Anyone looking to light up near Bellerose’s Cross Island YMCA better think twice.
Funded by a grant from the Queens Smoke-Free Partnership, the Cross Island YMCA established a smoke-free outdoor air policy with help from the North Shore-LIJ Health System to clean up its air.
“The Cross Island YMCA is committed to improving the health of our youth, members and the community by implementing a Smoke-Free Outdoor Air Policy for our facility and grounds,” said Dana Feinberg, executive director of the Cross Island YMCA. “All of our entrances, parking lots, playgrounds and tennis courts will be free from the 250 chemicals found in tobacco smoke.”
A special educational program Friday announced the new initiative in conjunction with “National Kick Butts Day,” an event that urges local children to say no to tobacco usage.
Children who were part of the Cross Island YMCA’s after-school program, at 238-10 Hillside Ave., were among more than 2,000 schools and organizations nationwide to implement anti-smoking educational activities. The events included a poster session where students created artwork to illustrate the hazards of smoking and also performed a song, pledging not to smoke.
“Smoke-free outdoor spaces protect children and adults from inhaling dangerous second-hand smoke,” said Nancy Copperman, director of public health initiatives at North Shore-LIJ. “Children are especially vulnerable to second-hand smoke because their lungs are still developing and the smoke can cause worsening of symptoms of children with asthma.”
The Cross Island YMCA said it hoped to help curb younger students from picking up smoking because it would make them more susceptible to health problems such as asthma and heart disease.

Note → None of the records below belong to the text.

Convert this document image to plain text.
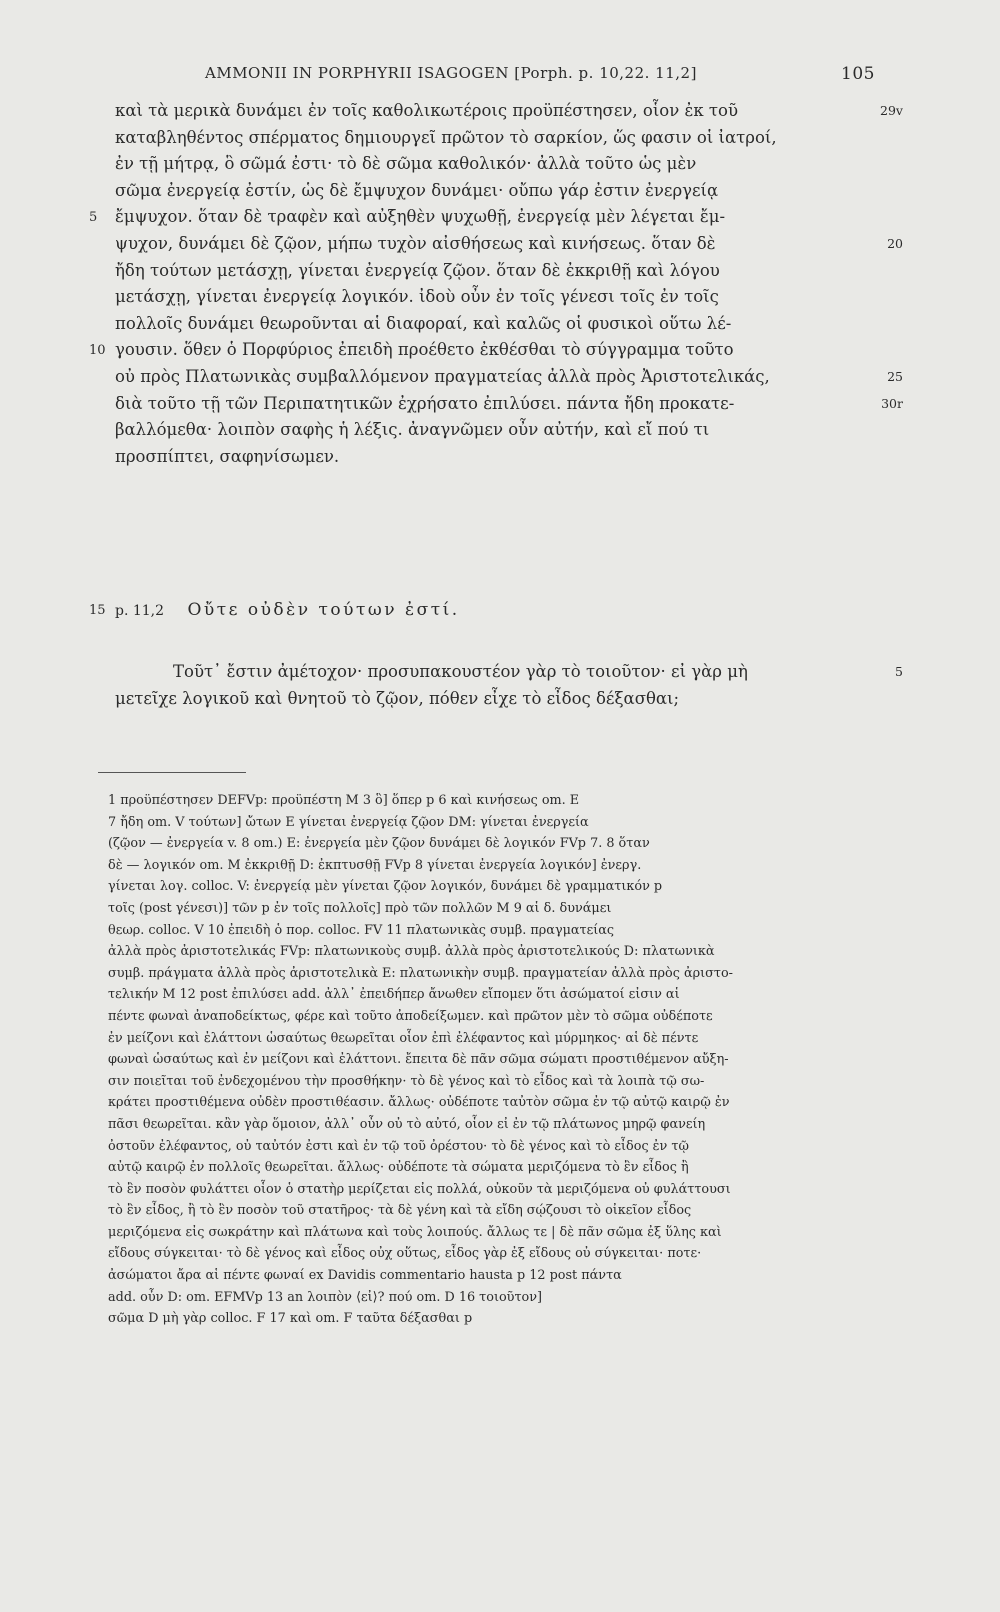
AMMONII IN PORPHYRII ISAGOGEN [Porph. p. 10,22. 11,2]	105
καὶ τὰ μερικὰ δυνάμει ἐν τοῖς καθολικωτέροις προϋπέστησεν, οἷον ἐκ τοῦ	29v
καταβληθέντος σπέρματος δημιουργεῖ πρῶτον τὸ σαρκίον, ὥς φασιν οἱ ἰατροί,
ἐν τῇ μήτρᾳ, ὃ σῶμά ἐστι· τὸ δὲ σῶμα καθολικόν· ἀλλὰ τοῦτο ὡς μὲν
σῶμα ἐνεργείᾳ ἐστίν, ὡς δὲ ἔμψυχον δυνάμει· οὔπω γάρ ἐστιν ἐνεργείᾳ
5 ἔμψυχον. ὅταν δὲ τραφὲν καὶ αὐξηθὲν ψυχωθῇ, ἐνεργείᾳ μὲν λέγεται ἔμ-
ψυχον, δυνάμει δὲ ζῷον, μήπω τυχὸν αἰσθήσεως καὶ κινήσεως. ὅταν δὲ	20
ἤδη τούτων μετάσχῃ, γίνεται ἐνεργείᾳ ζῷον. ὅταν δὲ ἐκκριθῇ καὶ λόγου
μετάσχῃ, γίνεται ἐνεργείᾳ λογικόν. ἰδοὺ οὖν ἐν τοῖς γένεσι τοῖς ἐν τοῖς
πολλοῖς δυνάμει θεωροῦνται αἱ διαφοραί, καὶ καλῶς οἱ φυσικοὶ οὕτω λέ-
10 γουσιν. ὅθεν ὁ Πορφύριος ἐπειδὴ προέθετο ἐκθέσθαι τὸ σύγγραμμα τοῦτο
οὐ πρὸς Πλατωνικὰς συμβαλλόμενον πραγματείας ἀλλὰ πρὸς Ἀριστοτελικάς,	25
διὰ τοῦτο τῇ τῶν Περιπατητικῶν ἐχρήσατο ἐπιλύσει. πάντα ἤδη προκατε-	30r
βαλλόμεθα· λοιπὸν σαφὴς ἡ λέξις. ἀναγνῶμεν οὖν αὐτήν, καὶ εἴ πού τι
προσπίπτει, σαφηνίσωμεν.
15 p. 11,2 Οὔτε οὐδὲν τούτων ἐστί.
Τοῦτ᾽ ἔστιν ἀμέτοχον· προσυπακουστέον γὰρ τὸ τοιοῦτον· εἰ γὰρ μὴ	5
μετεῖχε λογικοῦ καὶ θνητοῦ τὸ ζῷον, πόθεν εἶχε τὸ εἶδος δέξασθαι;
1 προϋπέστησεν DEFVp: προϋπέστη M 3 ὃ] ὅπερ p 6 καὶ κινήσεως om. E
7 ἤδη om. V τούτων] ὤτων E γίνεται ἐνεργείᾳ ζῷον DM: γίνεται ἐνεργεία
(ζῷον — ἐνεργεία v. 8 om.) E: ἐνεργεία μὲν ζῷον δυνάμει δὲ λογικόν FVp 7. 8 ὅταν
δὲ — λογικόν om. M ἐκκριθῇ D: ἐκπτυσθῇ FVp 8 γίνεται ἐνεργεία λογικόν] ἐνεργ.
γίνεται λογ. colloc. V: ἐνεργείᾳ μὲν γίνεται ζῷον λογικόν, δυνάμει δὲ γραμματικόν p
τοῖς (post γένεσι)] τῶν p ἐν τοῖς πολλοῖς] πρὸ τῶν πολλῶν M 9 αἱ δ. δυνάμει
θεωρ. colloc. V 10 ἐπειδὴ ὁ πορ. colloc. FV 11 πλατωνικὰς συμβ. πραγματείας
ἀλλὰ πρὸς ἀριστοτελικάς FVp: πλατωνικοὺς συμβ. ἀλλὰ πρὸς ἀριστοτελικούς D: πλατωνικὰ
συμβ. πράγματα ἀλλὰ πρὸς ἀριστοτελικὰ E: πλατωνικὴν συμβ. πραγματείαν ἀλλὰ πρὸς ἀριστο-
τελικήν M 12 post ἐπιλύσει add. ἀλλ᾽ ἐπειδήπερ ἄνωθεν εἴπομεν ὅτι ἀσώματοί εἰσιν αἱ
πέντε φωναὶ ἀναποδείκτως, φέρε καὶ τοῦτο ἀποδείξωμεν. καὶ πρῶτον μὲν τὸ σῶμα οὐδέποτε
ἐν μείζονι καὶ ἐλάττονι ὡσαύτως θεωρεῖται οἷον ἐπὶ ἐλέφαντος καὶ μύρμηκος· αἱ δὲ πέντε
φωναὶ ὡσαύτως καὶ ἐν μείζονι καὶ ἐλάττονι. ἔπειτα δὲ πᾶν σῶμα σώματι προστιθέμενον αὔξη-
σιν ποιεῖται τοῦ ἐνδεχομένου τὴν προσθήκην· τὸ δὲ γένος καὶ τὸ εἶδος καὶ τὰ λοιπὰ τῷ σω-
κράτει προστιθέμενα οὐδὲν προστιθέασιν. ἄλλως· οὐδέποτε ταὐτὸν σῶμα ἐν τῷ αὐτῷ καιρῷ ἐν
πᾶσι θεωρεῖται. κἂν γὰρ ὅμοιον, ἀλλ᾽ οὖν οὐ τὸ αὐτό, οἷον εἰ ἐν τῷ πλάτωνος μηρῷ φανείη
ὀστοῦν ἐλέφαντος, οὐ ταὐτόν ἐστι καὶ ἐν τῷ τοῦ ὀρέστου· τὸ δὲ γένος καὶ τὸ εἶδος ἐν τῷ
αὐτῷ καιρῷ ἐν πολλοῖς θεωρεῖται. ἄλλως· οὐδέποτε τὰ σώματα μεριζόμενα τὸ ἓν εἶδος ἢ
τὸ ἓν ποσὸν φυλάττει οἷον ὁ στατὴρ μερίζεται εἰς πολλά, οὐκοῦν τὰ μεριζόμενα οὐ φυλάττουσι
τὸ ἓν εἶδος, ἢ τὸ ἓν ποσὸν τοῦ στατῆρος· τὰ δὲ γένη καὶ τὰ εἴδη σῴζουσι τὸ οἰκεῖον εἶδος
μεριζόμενα εἰς σωκράτην καὶ πλάτωνα καὶ τοὺς λοιπούς. ἄλλως τε | δὲ πᾶν σῶμα ἐξ ὕλης καὶ
εἴδους σύγκειται· τὸ δὲ γένος καὶ εἶδος οὐχ οὕτως, εἶδος γὰρ ἐξ εἴδους οὐ σύγκειται· ποτε·
ἀσώματοι ἄρα αἱ πέντε φωναί ex Davidis commentario hausta p 12 post πάντα
add. οὖν D: om. EFMVp 13 an λοιπὸν ⟨εἰ⟩? πού om. D 16 τοιοῦτον]
σῶμα D μὴ γὰρ colloc. F 17 καὶ om. F ταῦτα δέξασθαι p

With help from the Queens Smoke-Free Partnership, the facility officially banned smoking in the area surrounding the building.
“I am proud of the Cross Island YMCA for helping to increase awareness and provide education to protect our children from the dangers of smoking,” said Yvette Jackson-Buckner, borough manager for the Queens Smoke-Free Partnership. “As the U.S. surgeon general’s report demonstrates, there are far too many young people still using tobacco and smoking early in life has substantial health risks that begin almost immediately. We must do all we can to help our youth from becoming the next generation of smokers.”